Хроники Януса - стр. 37
Так это закончилось. Так комедия стала трагедией, а трагедия – фарсом со счастливым концом. Все изменилось за короткий период времени как погода в Лигурии в мартовские календы, когда свозь хмурое небо вдруг быстро пробивает яркое солнце. Таков Рим – амальгама страстей, постоянная череда обстоятельств и превращение одного в свою противоположность, а затем наоборот…
Никто не узнает об этих людях, ибо историки напишут лишь о великих. Жизнь простых горожан растворится во времени как капля в море; их истории сольются и смешаются, сделавшись океаном Памяти – туманным как Стикс и мутным, как воды Тибра.
На этом история в таверне закончилась.
Но это ещё не конец всей истории.
***
Я вышел из заведения набатейца с чувством исполненного долга.
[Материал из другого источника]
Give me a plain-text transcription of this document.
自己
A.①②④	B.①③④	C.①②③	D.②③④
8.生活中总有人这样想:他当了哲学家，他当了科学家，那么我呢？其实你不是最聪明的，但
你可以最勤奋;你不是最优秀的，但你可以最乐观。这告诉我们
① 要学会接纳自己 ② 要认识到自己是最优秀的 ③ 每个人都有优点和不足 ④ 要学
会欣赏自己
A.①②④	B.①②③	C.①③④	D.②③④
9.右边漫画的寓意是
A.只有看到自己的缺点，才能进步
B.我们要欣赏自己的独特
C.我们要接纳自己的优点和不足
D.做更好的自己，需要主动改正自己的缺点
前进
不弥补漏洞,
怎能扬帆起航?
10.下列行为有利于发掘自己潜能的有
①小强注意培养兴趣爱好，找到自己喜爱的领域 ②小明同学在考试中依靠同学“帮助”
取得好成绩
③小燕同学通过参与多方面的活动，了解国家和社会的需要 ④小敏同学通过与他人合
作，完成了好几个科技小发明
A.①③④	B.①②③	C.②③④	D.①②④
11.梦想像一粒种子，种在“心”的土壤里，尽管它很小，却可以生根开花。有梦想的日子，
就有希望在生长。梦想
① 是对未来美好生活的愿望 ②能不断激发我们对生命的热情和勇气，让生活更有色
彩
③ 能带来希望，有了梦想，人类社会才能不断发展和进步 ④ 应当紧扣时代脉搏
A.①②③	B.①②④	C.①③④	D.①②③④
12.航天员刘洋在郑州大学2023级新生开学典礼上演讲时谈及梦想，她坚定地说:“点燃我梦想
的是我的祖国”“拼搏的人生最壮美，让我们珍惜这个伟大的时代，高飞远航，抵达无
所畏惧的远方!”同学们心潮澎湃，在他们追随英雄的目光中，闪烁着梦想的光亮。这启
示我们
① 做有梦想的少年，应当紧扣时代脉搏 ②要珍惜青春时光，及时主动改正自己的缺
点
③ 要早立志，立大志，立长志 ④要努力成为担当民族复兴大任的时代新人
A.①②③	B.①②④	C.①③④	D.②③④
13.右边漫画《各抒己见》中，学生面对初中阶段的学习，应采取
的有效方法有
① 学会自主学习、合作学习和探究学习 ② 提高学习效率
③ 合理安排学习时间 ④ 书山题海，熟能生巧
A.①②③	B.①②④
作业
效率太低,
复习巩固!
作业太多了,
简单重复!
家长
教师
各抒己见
Моя речь и последующее разоблачение произвели сильное впечатление. Одна моя речь была вымыслом, а другая правдой. Мне удалось соединить обе воедино, как члены в теле химеры так, что никто не знал, где кончалось одно и начиналось другое и так, что ни у кого не возникло ни малейшего недоверия к моим словам.
… впрочем, были и те, кто догадывался что к чему. Они остановили меня недалеко от таверны. То был Марк Деций с женой и детьми.
– Назови своё имя, друг, – сказал он. – Назови своё имя, чтобы я знал для кого мне сделать жертву Юпитеру.
Я молчал. Мы смотрели друг на друга.
– Ты храбрый солдат, Марк, – произнес я. – А Валерий Марцелл был великим командиром.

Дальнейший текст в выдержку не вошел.